Bien entendu, grâce à ma montre, mon téléphone et ma cervelle , connectés, je pus suivre le chat et sa course dans la nature. A noter qu’il faisait un temps splendide (comprenez que le petit matou serait resté dans la voiture si une seule goutte de pluie lui était tombée dessus, et que nous n’aurions jamais baissé les vitres pour ne pas tacher les sièges).

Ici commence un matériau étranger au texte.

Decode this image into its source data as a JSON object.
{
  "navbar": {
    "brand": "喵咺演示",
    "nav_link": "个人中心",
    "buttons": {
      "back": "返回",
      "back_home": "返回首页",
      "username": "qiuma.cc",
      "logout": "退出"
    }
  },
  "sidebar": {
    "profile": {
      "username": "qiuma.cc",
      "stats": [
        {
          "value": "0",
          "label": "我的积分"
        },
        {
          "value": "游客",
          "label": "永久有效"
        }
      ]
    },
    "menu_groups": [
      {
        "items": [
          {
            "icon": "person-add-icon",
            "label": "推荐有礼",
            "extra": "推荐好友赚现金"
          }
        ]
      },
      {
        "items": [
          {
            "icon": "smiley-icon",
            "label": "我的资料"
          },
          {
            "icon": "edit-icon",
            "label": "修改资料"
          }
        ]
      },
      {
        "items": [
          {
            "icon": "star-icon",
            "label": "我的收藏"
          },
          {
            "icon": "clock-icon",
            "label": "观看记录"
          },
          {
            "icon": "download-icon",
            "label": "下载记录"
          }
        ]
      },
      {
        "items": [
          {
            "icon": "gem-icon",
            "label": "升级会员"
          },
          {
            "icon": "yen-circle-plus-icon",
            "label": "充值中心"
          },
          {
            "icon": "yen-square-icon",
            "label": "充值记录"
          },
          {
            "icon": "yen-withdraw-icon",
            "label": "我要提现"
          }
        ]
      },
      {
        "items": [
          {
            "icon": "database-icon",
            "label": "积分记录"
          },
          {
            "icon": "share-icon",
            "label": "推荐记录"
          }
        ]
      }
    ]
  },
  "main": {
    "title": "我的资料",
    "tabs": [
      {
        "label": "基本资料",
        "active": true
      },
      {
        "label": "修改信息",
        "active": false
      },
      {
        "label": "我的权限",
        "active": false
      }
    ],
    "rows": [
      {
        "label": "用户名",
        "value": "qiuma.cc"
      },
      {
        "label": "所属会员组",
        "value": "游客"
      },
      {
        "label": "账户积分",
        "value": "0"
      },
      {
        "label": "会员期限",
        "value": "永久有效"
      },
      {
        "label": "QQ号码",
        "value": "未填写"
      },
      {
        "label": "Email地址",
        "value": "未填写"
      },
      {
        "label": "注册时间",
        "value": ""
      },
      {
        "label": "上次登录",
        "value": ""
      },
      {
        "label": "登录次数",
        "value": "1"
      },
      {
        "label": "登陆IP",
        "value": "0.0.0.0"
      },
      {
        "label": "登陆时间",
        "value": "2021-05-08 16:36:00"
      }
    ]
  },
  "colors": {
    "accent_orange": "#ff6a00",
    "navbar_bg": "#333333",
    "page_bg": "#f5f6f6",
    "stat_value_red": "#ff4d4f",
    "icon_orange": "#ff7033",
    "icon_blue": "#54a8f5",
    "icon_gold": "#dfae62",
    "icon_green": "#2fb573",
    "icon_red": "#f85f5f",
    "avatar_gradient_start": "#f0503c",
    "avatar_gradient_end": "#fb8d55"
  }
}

Dans l’air tournoyaient quelques vautours, prenant leurs aises dans les courants ascendants. Leurs yeux vifs observaient le moindre mulot qui eût pu galoper dans la prairie de ce vaste plateau, mais je savais Carapatou doté de plus d’une ruse. Il avait pris la poudre d’escampette et celle-ci montait par les cheminées d’air, faisant éternuer les rapaces à cous nus, et ceux-ci avaient beau éternuer dans leurs plumes que leur regard ne cessait pour autant de se remplir de larmes obstruant leur vision, un peu comme la télévision en direct sur le flanc des cols interrompt ses images et le discours martien des commentateurs en régie. Il faisait beau sur le plateau du Bénou et l’échappé du lendemain du Tour était Carapatou.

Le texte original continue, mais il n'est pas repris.